In the wake of WikiLeaks' first batch of sensitive government documents hitting the internet, the US military is now reportedly banning physical, removable media in order to reduce additional information leaks. This includes CDs, DVDs and even thumb drives.

Ironically, the news stems from a leaked document-- acquired by Wired's Danger Room-- issued on December 3 by Major General Richard Webber, commander of Air Force Network Operations. Entitled "Cyber Control Order," the document echoes similar orders made to other branches of the military, directing soldiers to "immediately cease use of removable media on all systems, servers, and stand alone machines" residing on the Defense Department's secret network, SIPRNET.

"Unauthorized data transfers routinely occur on classified networks using removable media and are a method the insider threat uses to exploit classified information," the document adds."To mitigate the activity, all Air Force organizations must immediately suspend all SIPRNET data transfer activities on removable media."

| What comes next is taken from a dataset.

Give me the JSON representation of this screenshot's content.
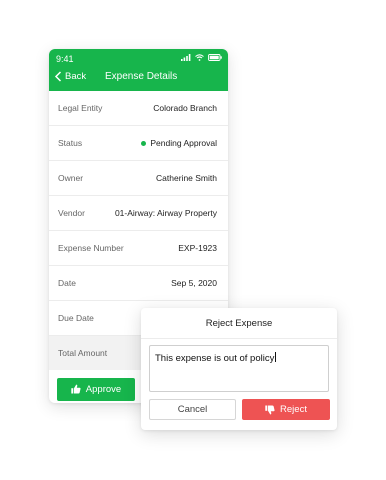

This may prove problematic for military personnel. According to Wired, 60-percent of the military's machines are now connected to a Host Based Security System which keeps an eye out for anomalous behavior. However classified computers are typically disconnected from the network or reside in low-bandwidth areas. Getting information from one machine to the next meant saving the info to a thumb drive or a DVD. Now that's been stripped away.

"They were asking us to build homes before," an unnamed source said. "Now they’re taking away our hammers."

Although the order acknowledges that the new ban will make life extraordinarily difficult for military personnel, those who do not comply—rather, those who decide to use physical media anyway-- may be punished under Article 92 of the Uniform Code of Military Justice. This means personnel could risk a court martial.

In June Army intelligence analyst PFC Bradley Manning was arrested by Federal officials after handing over classified US combat video and hundreds of thousands of classified State Department records to WikiLeaks. Manning supposedly downloaded all the files from SIPRNET to a CD marked "Lady Gaga" and passed it over to the whistle-blowing website.